- Sir John Peel (1904–2005), KCVO, President of the Royal College of Obstetricians and Gynaecologists (1966–1969)
- Born: 10 December 1904
- Died: 31 December 2005 (aged 101)
- Education: King's College London School of Medicine
- Awards: KCVO, FRCS, FRCP
- Scientific career
- Fields: Obstetrics and Gynaecology

= John Peel (gynaecologist) =

British doctor (1904–2005)

Sir John Harold Peel (10 December 1904 – 31 December 2005) was a leading British obstetrician and gynecologist, who was Surgeon-Gynaecologist to Elizabeth II from 1961 to 1973, present at a number of royal births.

==Early life==
The son of a Methodist clergyman, John Harold Peel was educated at Manchester Grammar School and Queen's College, Oxford.

==Career==
Studying and specialising in gynaecology at King's College London School of Medicine, London, he qualified as a doctor in 1930, and passed his membership exams for the Royal College of Physicians in 1932. Appointed consultant surgeon for obstetrics and gynaecology at King's College Hospital, in 1937 he moved to the Princess Beatrice Hospital in London, where he remained as a consultant until 1965.

Between 1948 and 1967, Peel was director of clinical studies at King's College Hospital Medical School. He was an examiner at around a dozen British universities, including Oxford, Cambridge, London and Bristol.

Peel became a Fellow of the Royal College of Obstetricians and Gynaecologists in 1944. In 1955 he became a member of its council, and in 1959 its honorary treasurer, there by raising sufficient funds to allow the college to move into premises in Regent's Park. Between 1966 and 1969 he was President of the RCOG, elected to an honorary fellowship in 1989.

==Surgeon-Gynaecologist to Queen Elizabeth II==
Peel assisted Royal Surgeon-Gynaecologist Sir William Gilliatt at the births of Prince Charles (1948) and Princess Anne (1950).

After the death of Sir William Gilliatt in 1956, from 1961 to 1973 Peel himself was appointed Surgeon-Gynaecologist to Queen Elizabeth II. Peel hence delivered a number of royal births, including: The Prince Andrew (1960); The Prince Edward (1964) (both assisted by John Brudenell), Viscount Linley (1961) and Lady Sarah Armstrong-Jones (1964).

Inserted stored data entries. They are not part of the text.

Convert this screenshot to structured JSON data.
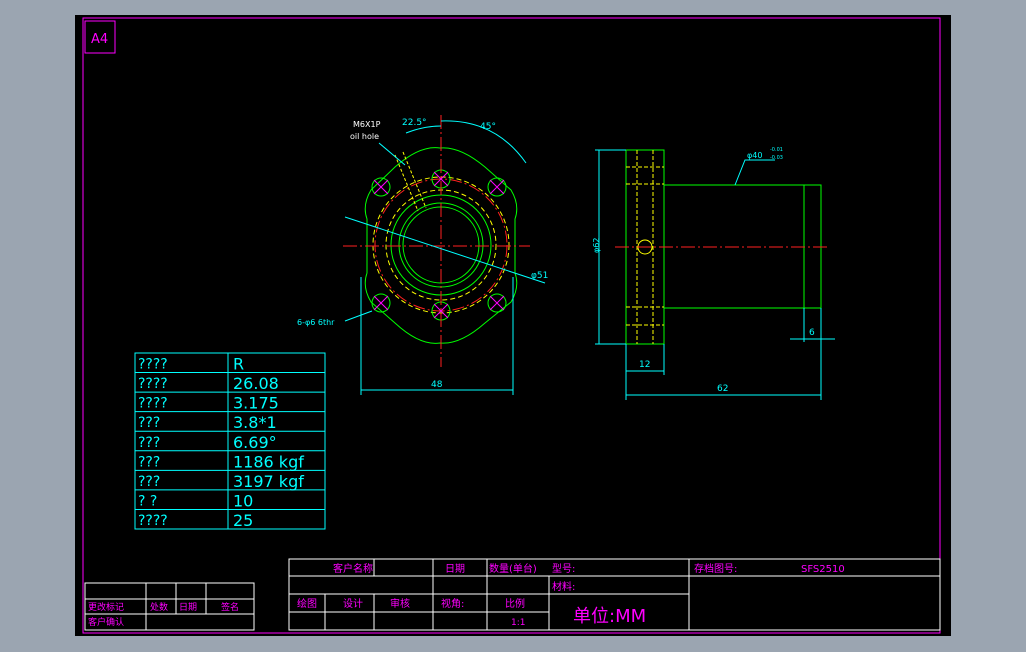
{
  "sheet": {
    "size_label": "A4"
  },
  "front_view": {
    "thread_callout_line1": "M6X1P",
    "thread_callout_line2": "oil hole",
    "angle_small": "22.5°",
    "angle_large": "45°",
    "diameter_bolt_circle": "φ51",
    "holes_callout": "6-φ6 6thr",
    "width_dim": "48"
  },
  "side_view": {
    "outer_diameter": "φ40",
    "tol_upper": "-0.01",
    "tol_lower": "-0.03",
    "flange_diameter": "φ62",
    "end_length": "6",
    "flange_thickness": "12",
    "total_length": "62"
  },
  "spec_table": {
    "rows": [
      {
        "label": "????",
        "value": "R"
      },
      {
        "label": "????",
        "value": "26.08"
      },
      {
        "label": "????",
        "value": "3.175"
      },
      {
        "label": "???",
        "value": "3.8*1"
      },
      {
        "label": "???",
        "value": "6.69°"
      },
      {
        "label": "???",
        "value": "1186 kgf"
      },
      {
        "label": "???",
        "value": "3197 kgf"
      },
      {
        "label": "?  ?",
        "value": "10"
      },
      {
        "label": "????",
        "value": "25"
      }
    ]
  },
  "revision_block": {
    "change_mark": "更改标记",
    "count": "处数",
    "date": "日期",
    "sign": "签名",
    "customer_confirm": "客户确认"
  },
  "title_block": {
    "customer_name": "客户名称",
    "date": "日期",
    "quantity": "数量(单台)",
    "model": "型号:",
    "archive_no": "存档图号:",
    "drawing_no": "SFS2510",
    "material": "材料:",
    "drawn": "绘图",
    "design": "设计",
    "review": "审核",
    "view_angle": "视角:",
    "scale_label": "比例",
    "scale_value": "1:1",
    "unit": "单位:MM"
  },
  "colors": {
    "background": "#000000",
    "frame": "#ff00ff",
    "dimension": "#00ffff",
    "outline": "#00ff00",
    "hidden": "#ffff00",
    "center": "#ff2020",
    "page": "#9ba5b1"
  }
}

Peel himself was replaced by Sir George Pinker.

==Abortion Act 1967==

Whilst President of the RCOG, in 1967 Peel chaired the committee advising the British Government on what became the 1967 Abortion Act; the Committee reported in favour of the bill.

==Peel Report 1971==
Peel headed a number of steering groups and committees to government agencies, which included chairing the important Peel Report: Enquiry into Domiciliary Midwifery Beds Needs (1971) for the Department of Health and Social Security. To reduce maternal and infant mortality, the report recommended that all women should give birth in a hospital and remain there for some days. Among the Report's critics was epidemiologist Archie Cochrane, who pointed out that there was little correlation between high hospitalisation rates and lower perinatal mortality. The report however resulted in a change in the medical establishment's approach to maternity, at the expense of domiciliary midwifery services.

==Other works==
Peel was the author of Textbook of Gynaecology (1943); Lives of the Fellows of Royal College of Obstetricians and Gynaecologists 1929–1969 (1976); and Biography of William Blair Bell (1986).

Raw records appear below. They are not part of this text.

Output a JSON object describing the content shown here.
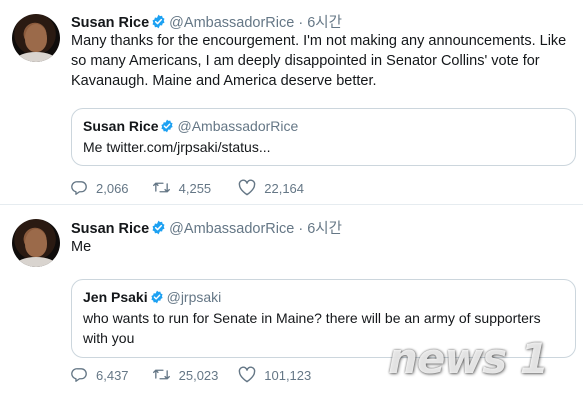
{
  "tweets": [
    {
      "display_name": "Susan Rice",
      "handle": "@AmbassadorRice",
      "dot": "·",
      "time": "6시간",
      "text": "Many thanks for the encourgement. I'm not making any announcements. Like so many Americans, I am deeply disappointed in Senator Collins' vote for Kavanaugh. Maine and America deserve better.",
      "quote": {
        "display_name": "Susan Rice",
        "handle": "@AmbassadorRice",
        "text": "Me twitter.com/jrpsaki/status..."
      },
      "replies": "2,066",
      "retweets": "4,255",
      "likes": "22,164"
    },
    {
      "display_name": "Susan Rice",
      "handle": "@AmbassadorRice",
      "dot": "·",
      "time": "6시간",
      "text": "Me",
      "quote": {
        "display_name": "Jen Psaki",
        "handle": "@jrpsaki",
        "text": "who wants to run for Senate in Maine? there will be an army of supporters with you"
      },
      "replies": "6,437",
      "retweets": "25,023",
      "likes": "101,123"
    }
  ],
  "watermark": "news 1",
  "icons": {
    "verified": "verified-badge-icon",
    "reply": "reply-icon",
    "retweet": "retweet-icon",
    "like": "heart-icon"
  },
  "colors": {
    "verified": "#1da1f2",
    "muted": "#657786",
    "border": "#ccd6dd",
    "text": "#14171a"
  }
}
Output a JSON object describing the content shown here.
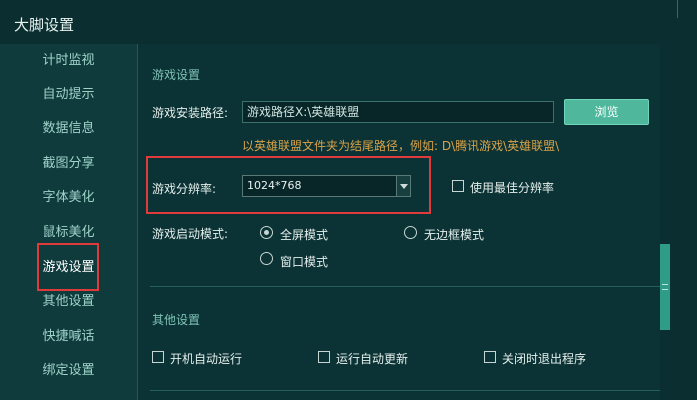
{
  "window": {
    "title": "大脚设置"
  },
  "sidebar": {
    "items": [
      {
        "label": "计时监视",
        "active": false
      },
      {
        "label": "自动提示",
        "active": false
      },
      {
        "label": "数据信息",
        "active": false
      },
      {
        "label": "截图分享",
        "active": false
      },
      {
        "label": "字体美化",
        "active": false
      },
      {
        "label": "鼠标美化",
        "active": false
      },
      {
        "label": "游戏设置",
        "active": true
      },
      {
        "label": "其他设置",
        "active": false
      },
      {
        "label": "快捷喊话",
        "active": false
      },
      {
        "label": "绑定设置",
        "active": false
      }
    ]
  },
  "game_settings": {
    "section_title": "游戏设置",
    "install_path_label": "游戏安装路径:",
    "install_path_value": "游戏路径X:\\英雄联盟",
    "browse_label": "浏览",
    "path_hint": "以英雄联盟文件夹为结尾路径，例如: D\\腾讯游戏\\英雄联盟\\",
    "resolution_label": "游戏分辨率:",
    "resolution_value": "1024*768",
    "best_resolution_label": "使用最佳分辨率",
    "best_resolution_checked": false,
    "launch_mode_label": "游戏启动模式:",
    "launch_modes": [
      {
        "label": "全屏模式",
        "checked": true
      },
      {
        "label": "无边框模式",
        "checked": false
      },
      {
        "label": "窗口模式",
        "checked": false
      }
    ]
  },
  "other_settings": {
    "section_title": "其他设置",
    "options": [
      {
        "label": "开机自动运行",
        "checked": false
      },
      {
        "label": "运行自动更新",
        "checked": false
      },
      {
        "label": "关闭时退出程序",
        "checked": false
      }
    ]
  },
  "colors": {
    "background": "#0f3b3d",
    "panel": "#0b3234",
    "accent": "#4fb89c",
    "hint": "#d9a24a",
    "highlight": "#e13a3a"
  }
}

In the 1980s, as sponsor of the Responsible Society, Peel accused the Department of Education and the Department of Health and Social Security of encouraging girls under 16 to have sexual intercourse:

Young girls are the victims of exploitation by unscrupulous adults, by misleading information in popular teenage magazines; by pernicious theories from some 'trendy' experts; all leading to the glorification of sex for physical satisfaction alone.

==Personal life==
Peel was married three times: His first marriage was to Muriel Elaine Pellow in 1936, with whom he had a daughter; in 1947 he married Freda Margaret Mellish; and two years after the death of his second wife, he married Sally Barton in 1993.

Peel was a keen gardener, owned a stock of Friesian cattle on his farm, and enjoyed Salmon fishing on the River Spey in Scotland.